I met Oleg in April 2014 in Donetsk, east Ukraine, just before the war started. I worried. I couldn’t imagine how such a fabulously, flamboyantly queer person could survive if the militants manning home-made checkpoints, beating and locking people in basements and handing out ‘Donetsk People’s Republic’ leaflets that read ‘We oppose the seizure of power by oligarchs, extremists, paedophiles and homosexuals!’ had their way in Donetsk (they did).
Oleg moved to Kyiv, where I bump into him pretty often. Sometimes his hair’s black, sometimes blond, sometimes green or purple. He’s always smiley and gorgeous and ambiguous. On Wednesday he got beaten up on his way home from a film screening before this weekend’s Kyiv Pride equality march.
The far-right groups who publicly encourage and lead such attacks also say they oppose the seizure of power by oligarchs, extremists, paedophiles and homosexuals. They claim to be fighting in east Ukraine against the Russian-backed ‘Donetsk People’s Republic’ (‘We oppose the seizure of power by oligarchs, extremists, paedophiles and homosexuals!’) and even complain that their one-sided violent fight against LGBTQ in the rest of Ukraine is forcibly taking them away from this battle.
For example, the far-right National Corps is an organisation of self-appointed guardians of national security and morality – a bit like those self-appointed militants on checkpoints in Donetsk beating up people and giving out leaflets, really. A statement last year from National Corps about Kyiv Pride reads: ‘National Corps won’t permit disdain of the traditions of Ukrainian society and the Ukrainian family, or violation of their moral principles, just as our members didn’t allow Putin to impose his will upon Ukraine and enslave us.’
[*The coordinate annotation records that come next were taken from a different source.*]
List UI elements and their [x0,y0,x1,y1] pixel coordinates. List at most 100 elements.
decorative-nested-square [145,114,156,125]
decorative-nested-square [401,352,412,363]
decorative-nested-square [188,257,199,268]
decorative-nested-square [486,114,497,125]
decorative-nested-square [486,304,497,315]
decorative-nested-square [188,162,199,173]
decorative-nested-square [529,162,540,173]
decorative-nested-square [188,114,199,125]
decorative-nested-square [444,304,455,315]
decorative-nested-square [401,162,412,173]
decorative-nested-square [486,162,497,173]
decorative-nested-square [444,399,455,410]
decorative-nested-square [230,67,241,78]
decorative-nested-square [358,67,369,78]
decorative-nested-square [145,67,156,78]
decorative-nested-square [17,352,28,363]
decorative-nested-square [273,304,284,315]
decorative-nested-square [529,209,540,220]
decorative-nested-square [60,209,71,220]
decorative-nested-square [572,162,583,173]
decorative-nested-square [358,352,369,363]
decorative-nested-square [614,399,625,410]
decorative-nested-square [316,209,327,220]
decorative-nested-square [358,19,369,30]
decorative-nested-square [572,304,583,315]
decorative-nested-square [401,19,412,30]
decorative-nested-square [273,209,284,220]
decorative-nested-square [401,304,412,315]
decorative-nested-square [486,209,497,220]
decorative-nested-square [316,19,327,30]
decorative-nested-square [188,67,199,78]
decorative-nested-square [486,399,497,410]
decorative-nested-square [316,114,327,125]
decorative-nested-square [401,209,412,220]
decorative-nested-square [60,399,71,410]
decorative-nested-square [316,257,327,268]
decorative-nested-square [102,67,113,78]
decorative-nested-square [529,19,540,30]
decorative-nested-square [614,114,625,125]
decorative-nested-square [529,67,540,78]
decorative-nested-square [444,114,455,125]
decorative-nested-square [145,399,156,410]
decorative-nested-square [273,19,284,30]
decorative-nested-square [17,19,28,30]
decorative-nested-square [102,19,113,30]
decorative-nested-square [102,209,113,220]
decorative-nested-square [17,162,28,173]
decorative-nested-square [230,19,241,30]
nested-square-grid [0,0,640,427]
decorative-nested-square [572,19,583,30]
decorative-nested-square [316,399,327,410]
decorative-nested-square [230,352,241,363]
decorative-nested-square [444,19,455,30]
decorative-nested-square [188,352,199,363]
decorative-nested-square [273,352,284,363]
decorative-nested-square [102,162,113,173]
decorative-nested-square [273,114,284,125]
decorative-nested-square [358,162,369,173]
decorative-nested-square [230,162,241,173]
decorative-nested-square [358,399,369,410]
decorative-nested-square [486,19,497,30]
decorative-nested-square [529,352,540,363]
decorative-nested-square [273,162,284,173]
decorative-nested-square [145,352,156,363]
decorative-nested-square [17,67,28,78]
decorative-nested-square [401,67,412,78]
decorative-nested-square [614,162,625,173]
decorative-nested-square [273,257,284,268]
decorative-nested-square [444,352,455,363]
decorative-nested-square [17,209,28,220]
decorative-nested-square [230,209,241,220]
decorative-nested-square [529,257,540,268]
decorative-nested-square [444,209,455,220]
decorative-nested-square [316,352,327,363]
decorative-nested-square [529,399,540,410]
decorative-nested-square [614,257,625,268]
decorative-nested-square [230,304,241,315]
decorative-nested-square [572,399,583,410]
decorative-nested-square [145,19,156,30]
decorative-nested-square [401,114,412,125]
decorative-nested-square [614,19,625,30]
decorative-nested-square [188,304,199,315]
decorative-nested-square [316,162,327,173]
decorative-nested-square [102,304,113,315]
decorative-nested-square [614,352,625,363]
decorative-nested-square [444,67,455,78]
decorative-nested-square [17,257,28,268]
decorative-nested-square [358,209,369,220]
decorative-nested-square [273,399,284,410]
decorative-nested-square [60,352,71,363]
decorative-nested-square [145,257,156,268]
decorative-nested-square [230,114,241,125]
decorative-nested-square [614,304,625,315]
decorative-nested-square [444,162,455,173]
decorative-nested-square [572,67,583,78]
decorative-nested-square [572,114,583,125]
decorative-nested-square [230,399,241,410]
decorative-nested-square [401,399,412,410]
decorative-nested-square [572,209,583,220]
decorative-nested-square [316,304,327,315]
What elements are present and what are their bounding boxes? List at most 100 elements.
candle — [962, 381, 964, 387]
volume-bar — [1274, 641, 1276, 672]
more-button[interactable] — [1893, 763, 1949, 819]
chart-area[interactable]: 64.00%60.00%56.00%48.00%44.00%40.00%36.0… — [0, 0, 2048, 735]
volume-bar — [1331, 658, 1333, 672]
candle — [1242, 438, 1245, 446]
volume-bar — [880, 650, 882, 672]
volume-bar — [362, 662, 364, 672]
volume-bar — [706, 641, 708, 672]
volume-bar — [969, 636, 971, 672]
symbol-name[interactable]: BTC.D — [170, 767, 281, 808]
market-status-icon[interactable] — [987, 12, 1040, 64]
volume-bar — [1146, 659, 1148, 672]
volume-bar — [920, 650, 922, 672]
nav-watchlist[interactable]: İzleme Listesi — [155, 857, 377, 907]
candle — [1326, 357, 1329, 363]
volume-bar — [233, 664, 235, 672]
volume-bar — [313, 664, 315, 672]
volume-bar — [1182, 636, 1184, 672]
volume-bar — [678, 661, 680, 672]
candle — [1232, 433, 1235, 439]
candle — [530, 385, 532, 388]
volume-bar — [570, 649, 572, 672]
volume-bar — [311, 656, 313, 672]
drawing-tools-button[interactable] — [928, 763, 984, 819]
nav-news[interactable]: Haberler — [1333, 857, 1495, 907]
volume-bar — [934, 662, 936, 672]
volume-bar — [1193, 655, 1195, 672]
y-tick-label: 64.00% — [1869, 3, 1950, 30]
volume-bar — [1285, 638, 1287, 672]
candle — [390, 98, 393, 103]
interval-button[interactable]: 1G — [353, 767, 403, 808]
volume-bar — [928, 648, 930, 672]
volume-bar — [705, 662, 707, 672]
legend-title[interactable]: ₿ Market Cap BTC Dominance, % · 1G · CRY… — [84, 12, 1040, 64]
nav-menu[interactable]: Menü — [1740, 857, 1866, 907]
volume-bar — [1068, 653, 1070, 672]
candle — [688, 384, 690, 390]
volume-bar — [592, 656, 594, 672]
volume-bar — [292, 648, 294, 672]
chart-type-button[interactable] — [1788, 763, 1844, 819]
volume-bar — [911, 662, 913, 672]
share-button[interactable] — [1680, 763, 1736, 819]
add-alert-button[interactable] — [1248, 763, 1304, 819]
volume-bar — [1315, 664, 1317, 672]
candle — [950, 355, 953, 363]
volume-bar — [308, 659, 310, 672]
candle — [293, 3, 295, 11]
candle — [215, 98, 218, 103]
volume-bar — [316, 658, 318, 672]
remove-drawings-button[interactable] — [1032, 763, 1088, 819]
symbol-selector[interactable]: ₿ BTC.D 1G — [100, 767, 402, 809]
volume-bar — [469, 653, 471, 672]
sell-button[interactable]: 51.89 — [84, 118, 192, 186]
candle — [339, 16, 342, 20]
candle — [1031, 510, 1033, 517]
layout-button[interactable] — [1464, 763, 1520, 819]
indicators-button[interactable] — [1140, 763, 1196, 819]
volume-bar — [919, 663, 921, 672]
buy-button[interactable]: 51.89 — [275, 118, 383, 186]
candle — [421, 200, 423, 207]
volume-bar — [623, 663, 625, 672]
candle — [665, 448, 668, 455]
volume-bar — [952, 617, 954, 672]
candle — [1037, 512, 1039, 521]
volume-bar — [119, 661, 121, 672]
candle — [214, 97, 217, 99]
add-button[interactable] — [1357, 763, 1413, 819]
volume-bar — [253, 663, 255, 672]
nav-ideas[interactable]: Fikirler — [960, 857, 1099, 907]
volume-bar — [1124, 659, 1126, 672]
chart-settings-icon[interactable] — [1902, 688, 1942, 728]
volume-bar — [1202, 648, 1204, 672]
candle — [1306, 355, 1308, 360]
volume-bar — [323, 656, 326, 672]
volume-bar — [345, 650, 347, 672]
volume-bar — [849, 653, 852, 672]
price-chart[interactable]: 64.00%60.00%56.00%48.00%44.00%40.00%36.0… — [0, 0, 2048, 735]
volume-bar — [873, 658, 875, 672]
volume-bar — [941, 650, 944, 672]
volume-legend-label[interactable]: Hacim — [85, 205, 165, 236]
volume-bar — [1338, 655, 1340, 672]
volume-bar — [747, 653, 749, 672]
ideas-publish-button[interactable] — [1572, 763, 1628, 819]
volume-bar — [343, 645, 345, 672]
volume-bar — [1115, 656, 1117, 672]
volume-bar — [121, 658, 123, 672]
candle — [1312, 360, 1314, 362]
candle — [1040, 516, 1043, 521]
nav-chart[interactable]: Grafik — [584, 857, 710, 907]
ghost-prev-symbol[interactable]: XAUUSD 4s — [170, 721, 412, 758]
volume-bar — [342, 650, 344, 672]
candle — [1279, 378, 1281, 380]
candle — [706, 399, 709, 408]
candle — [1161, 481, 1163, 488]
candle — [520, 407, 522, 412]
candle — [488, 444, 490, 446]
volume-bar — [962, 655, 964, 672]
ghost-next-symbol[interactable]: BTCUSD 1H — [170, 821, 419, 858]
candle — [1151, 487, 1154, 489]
I am still wondering why all the National Corps members, and the brave guys who attacked two women and gentle, gorgeous Oleg in Kyiv on Wednesday, have not joined the Ukrainian army to fight the Putin-backed war in the east, which is, after all, ongoing.
More than 13,000 people have died so far in the war in the east. Around 4000 Ukrainians a year die in car accidents, 3,700 of TB, 8000 in alcohol related incidents.
Nobody in Ukraine has died because Oleg exists and is queer. Nobody ever got physically harmed as a result of the fact that someone else in Ukraine, or in the world, is L, or B, or G, or T, or Q.
What about National Corps’ ‘traditions of Ukrainian society and the Ukrainian family’? According to the Ministry for Social Policy, 10 percent of Ukrainian (heterosexual; same-sex is illegal) marriages end in divorce in their first year. In 2001, long before ‘gay propaganda’ was a thing in Ukraine, 17 percent of families were single-parent. In 2017, 70,000 children were orphans or removed from their parents’ guardianship (state statistics). A 2014 study found that 16 percent of women have experienced domestic violence.
Here’s a small story about prejudice. A friend just posted it on Facebook.
Sveta lives right on the breadline. She’s a single mother with two daughters; she lost her soldier son in the east Ukraine war (practically every mother I’ve met of sons missing or killed in the east Ukraine war is a single mother). Sveta went to pay her overdue utility bills, after being threatened with having her gas and electricity cut off. When she got to the cash desk she realised that somehow she’d left her rucksack open. The envelope with a large amount of money she really can’t afford to spend on bills, was gone.
When she got home to her flat she found the envelope and bills – which had her address on – stuck in the doorframe. All the money, every last note, was inside.
I went outside the building entrance and I’m sitting on the bench, feeling a bit dizzy. And then my neighbour Aunty Nina jumps out at me from the bushes. Why, she says, don’t you close the entrance to the building!!! I just had to kick out a couple of thieves standing outside your flat! Two teenagers, she says, can’t even tell what sex they were, one with green hair, one with purple …. Drug addicts, probably, screeches Aunty Nina.